ETFs Invest in Securities, Not Just Stocks
An ETF doesn't have to be tied to stocks. It could track precious metals such as gold and silver, real estate, international investments, or anything else you can imagine.
You can invest in these the same way you would a stock or a stock-based ETF, but it's more difficult to value the underlying investment with a value investing strategy, so there's little more to discuss on this point. They exist and may be worth your time.

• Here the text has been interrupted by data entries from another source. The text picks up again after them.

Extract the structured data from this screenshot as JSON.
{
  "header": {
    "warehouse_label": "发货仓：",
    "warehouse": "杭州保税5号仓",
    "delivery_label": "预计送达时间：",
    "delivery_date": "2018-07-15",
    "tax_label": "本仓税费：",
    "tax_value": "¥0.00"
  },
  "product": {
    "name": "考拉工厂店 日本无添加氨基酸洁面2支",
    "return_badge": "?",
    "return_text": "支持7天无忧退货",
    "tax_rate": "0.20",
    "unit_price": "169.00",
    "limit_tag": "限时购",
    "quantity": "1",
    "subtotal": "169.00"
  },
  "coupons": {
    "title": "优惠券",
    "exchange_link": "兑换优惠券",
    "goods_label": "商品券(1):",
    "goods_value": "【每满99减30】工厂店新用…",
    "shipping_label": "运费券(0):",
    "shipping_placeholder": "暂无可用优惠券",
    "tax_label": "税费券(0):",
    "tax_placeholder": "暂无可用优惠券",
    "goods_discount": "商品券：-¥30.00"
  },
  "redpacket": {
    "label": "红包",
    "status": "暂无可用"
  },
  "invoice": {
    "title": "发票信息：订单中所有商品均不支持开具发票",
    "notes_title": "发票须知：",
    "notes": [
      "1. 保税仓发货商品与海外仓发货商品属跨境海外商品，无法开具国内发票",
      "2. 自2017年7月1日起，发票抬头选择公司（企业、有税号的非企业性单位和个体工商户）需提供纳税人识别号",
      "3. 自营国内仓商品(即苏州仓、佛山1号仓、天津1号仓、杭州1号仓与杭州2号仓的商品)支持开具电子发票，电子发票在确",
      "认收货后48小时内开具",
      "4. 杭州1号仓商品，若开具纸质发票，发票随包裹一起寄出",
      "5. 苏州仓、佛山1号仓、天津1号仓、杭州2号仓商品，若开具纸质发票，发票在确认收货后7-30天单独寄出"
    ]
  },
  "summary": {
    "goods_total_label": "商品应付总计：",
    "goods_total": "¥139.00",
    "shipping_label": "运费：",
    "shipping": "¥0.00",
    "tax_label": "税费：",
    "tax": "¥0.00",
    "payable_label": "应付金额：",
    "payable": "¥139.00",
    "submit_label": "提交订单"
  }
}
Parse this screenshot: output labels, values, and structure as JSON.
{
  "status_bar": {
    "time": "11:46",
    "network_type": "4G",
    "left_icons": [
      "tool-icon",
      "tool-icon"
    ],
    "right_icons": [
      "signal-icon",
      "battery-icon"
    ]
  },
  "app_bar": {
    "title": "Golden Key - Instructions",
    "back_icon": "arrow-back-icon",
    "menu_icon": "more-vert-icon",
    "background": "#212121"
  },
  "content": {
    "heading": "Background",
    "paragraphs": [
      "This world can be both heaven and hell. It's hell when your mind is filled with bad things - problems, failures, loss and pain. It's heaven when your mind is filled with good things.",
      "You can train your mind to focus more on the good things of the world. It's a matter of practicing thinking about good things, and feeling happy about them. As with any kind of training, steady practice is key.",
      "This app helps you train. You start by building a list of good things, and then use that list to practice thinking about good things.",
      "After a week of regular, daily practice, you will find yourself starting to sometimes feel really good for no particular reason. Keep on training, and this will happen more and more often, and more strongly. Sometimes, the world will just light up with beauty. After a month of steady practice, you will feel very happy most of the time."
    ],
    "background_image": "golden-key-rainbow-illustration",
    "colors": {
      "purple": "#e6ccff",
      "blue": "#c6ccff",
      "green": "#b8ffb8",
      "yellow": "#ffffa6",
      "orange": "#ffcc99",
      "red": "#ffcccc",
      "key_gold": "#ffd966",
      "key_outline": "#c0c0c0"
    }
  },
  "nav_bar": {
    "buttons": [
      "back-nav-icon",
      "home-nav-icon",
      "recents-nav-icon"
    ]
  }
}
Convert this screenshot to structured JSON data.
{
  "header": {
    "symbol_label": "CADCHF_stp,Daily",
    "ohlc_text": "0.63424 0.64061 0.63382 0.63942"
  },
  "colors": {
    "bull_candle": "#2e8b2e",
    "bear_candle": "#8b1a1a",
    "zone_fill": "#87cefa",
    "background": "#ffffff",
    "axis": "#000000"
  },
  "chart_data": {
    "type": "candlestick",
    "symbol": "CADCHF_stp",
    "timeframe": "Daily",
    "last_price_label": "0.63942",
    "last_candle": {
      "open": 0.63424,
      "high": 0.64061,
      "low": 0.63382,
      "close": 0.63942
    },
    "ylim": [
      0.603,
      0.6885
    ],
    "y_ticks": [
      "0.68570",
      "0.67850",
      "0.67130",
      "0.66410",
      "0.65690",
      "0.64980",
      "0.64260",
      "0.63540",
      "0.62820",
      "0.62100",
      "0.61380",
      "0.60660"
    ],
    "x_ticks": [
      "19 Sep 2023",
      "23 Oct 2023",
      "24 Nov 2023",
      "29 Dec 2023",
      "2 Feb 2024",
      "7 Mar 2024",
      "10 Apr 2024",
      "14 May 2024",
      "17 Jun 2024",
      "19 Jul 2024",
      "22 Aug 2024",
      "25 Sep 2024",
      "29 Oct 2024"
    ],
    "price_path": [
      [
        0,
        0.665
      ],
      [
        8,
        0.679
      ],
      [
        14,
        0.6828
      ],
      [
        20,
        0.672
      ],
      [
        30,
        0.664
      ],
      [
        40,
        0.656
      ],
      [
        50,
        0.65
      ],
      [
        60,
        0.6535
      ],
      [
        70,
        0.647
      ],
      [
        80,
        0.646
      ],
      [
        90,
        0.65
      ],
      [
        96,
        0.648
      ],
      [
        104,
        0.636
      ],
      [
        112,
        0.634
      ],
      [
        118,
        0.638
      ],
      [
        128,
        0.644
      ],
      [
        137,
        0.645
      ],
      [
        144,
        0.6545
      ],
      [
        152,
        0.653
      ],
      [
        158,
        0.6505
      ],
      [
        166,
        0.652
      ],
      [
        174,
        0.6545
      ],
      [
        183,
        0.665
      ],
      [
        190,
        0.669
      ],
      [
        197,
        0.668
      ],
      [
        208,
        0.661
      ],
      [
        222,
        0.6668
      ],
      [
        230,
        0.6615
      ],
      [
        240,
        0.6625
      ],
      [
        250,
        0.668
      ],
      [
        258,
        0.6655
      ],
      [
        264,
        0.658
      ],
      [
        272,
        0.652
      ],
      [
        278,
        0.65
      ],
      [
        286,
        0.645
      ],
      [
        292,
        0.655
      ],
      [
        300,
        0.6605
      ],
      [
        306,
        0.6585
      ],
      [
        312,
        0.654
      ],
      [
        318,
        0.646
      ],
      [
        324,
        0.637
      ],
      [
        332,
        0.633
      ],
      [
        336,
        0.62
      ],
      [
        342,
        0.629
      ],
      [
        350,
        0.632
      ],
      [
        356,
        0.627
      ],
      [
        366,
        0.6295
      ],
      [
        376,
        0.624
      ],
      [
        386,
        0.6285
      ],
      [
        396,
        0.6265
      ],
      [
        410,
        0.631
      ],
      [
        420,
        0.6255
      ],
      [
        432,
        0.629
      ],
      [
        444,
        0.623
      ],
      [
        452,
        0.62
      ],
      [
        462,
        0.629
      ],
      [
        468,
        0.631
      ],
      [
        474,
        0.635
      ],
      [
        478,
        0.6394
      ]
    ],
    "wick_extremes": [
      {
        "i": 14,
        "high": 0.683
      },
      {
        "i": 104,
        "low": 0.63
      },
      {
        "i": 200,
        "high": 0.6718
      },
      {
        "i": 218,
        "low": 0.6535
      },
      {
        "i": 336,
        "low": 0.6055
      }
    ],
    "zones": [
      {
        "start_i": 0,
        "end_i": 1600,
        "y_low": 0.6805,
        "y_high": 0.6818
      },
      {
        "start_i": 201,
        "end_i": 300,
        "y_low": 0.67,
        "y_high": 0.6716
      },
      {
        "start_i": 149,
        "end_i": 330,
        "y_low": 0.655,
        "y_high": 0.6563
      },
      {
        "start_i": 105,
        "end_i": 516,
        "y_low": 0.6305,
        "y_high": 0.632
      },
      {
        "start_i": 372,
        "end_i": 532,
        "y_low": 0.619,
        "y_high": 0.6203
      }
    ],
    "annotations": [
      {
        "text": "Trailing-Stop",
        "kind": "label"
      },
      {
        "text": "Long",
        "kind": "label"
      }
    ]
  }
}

What's the Difference Between an ETF and a Mutual Fund?
Mutual funds existed before ETFs. With a mutual fund, you pay fund managers a fee to invest all of the money in the fund at their discretion. The fund may have a philosophy (invest in small companies with growth potential, invest in specific industries, invest in ethical businesses), but any buying or selling happens when only the fund managers see opportunities.
This active management style allows really good fund managers to exploit great opportunities to produce amazing returns—but it will cost you. An ETF is cheap in comparison; you'll pay half a percent of invested funds. A mutual fund may cost two or three times that.
Mutual funds have stricter oversight by the SEC (partly because they can represent so much money) and other tax implications (due to the short nature of some of their investments). You can only invest in a mutual fund at the end of the day, when the fund has reconciled all of its investments. You can buy or sell an ETF any time during the trading day.
Why Buy an ETF?
If you find a great mutual fund manager, these limitations may not matter to you. You're investing based on the strength of someone else's ability to find good opportunities. If they are great and provide an amazing annual rate of return after taxes and fees, the additional price you pay and the reduced flexibility may be worth it!
If you're an individual value investor, remember that the opportunities available to a mutual fund manager with a $10 billion portfolio are very different from the opportunities available to the rest of us with less. A great stock like JCTCF—which the author of this piece currently owns—doesn't have enough liquidity for the former, while it can be great for the latter.
An ETF is easier to get in and out of (buy or sell at any time), cheaper (no management overhead), and easier to understand (it tracks an index).
Why Buy an ETF Instead of an Individual Stock?
If buying individual stocks is great), why would anyone buy an ETF? Two reasons: simplicity and safety.
Making an index fund the cornerstone of your investment strategy is conservative but wise. The best way to buy something like the S&P 500 is via an ETF such as VFINX. You get the benefit of diversity through the American economy across sectors and industries, the simplicity of buying only one fund as if it were a stock, and the low overhead of an ETF.
Better yet, you can buy into this fund at any time. You don't have to sit on the sidelines waiting for the stocks you track to go on a discount. If you make a regular habit of investing, you can even use dollar-cost averaging to ease your way into a nice nest egg.
You're probably not going to find a two, four, or tenbagger stock by investing solely in ETFs, but you will have found a nice, solid baseline for most of your money.
If you tie up all of your cash in an ETF, you'll have to sell some to free up money when you find a really good undervalued stock—with all the tax and fee implications there. Sometimes it's worth it, but sometimes it's worth having some cash free.
With that all said, an intelligent starting place for investing gives you a portfolio with most of your money in a couple of great index funds via ETFs and, optionally, leaves you some room to find great stocks on your own. If you're diligent and careful, you can parlay this into great wealth over time, partly by letting the American economy do what it does best and partly by finding great stocks on sale.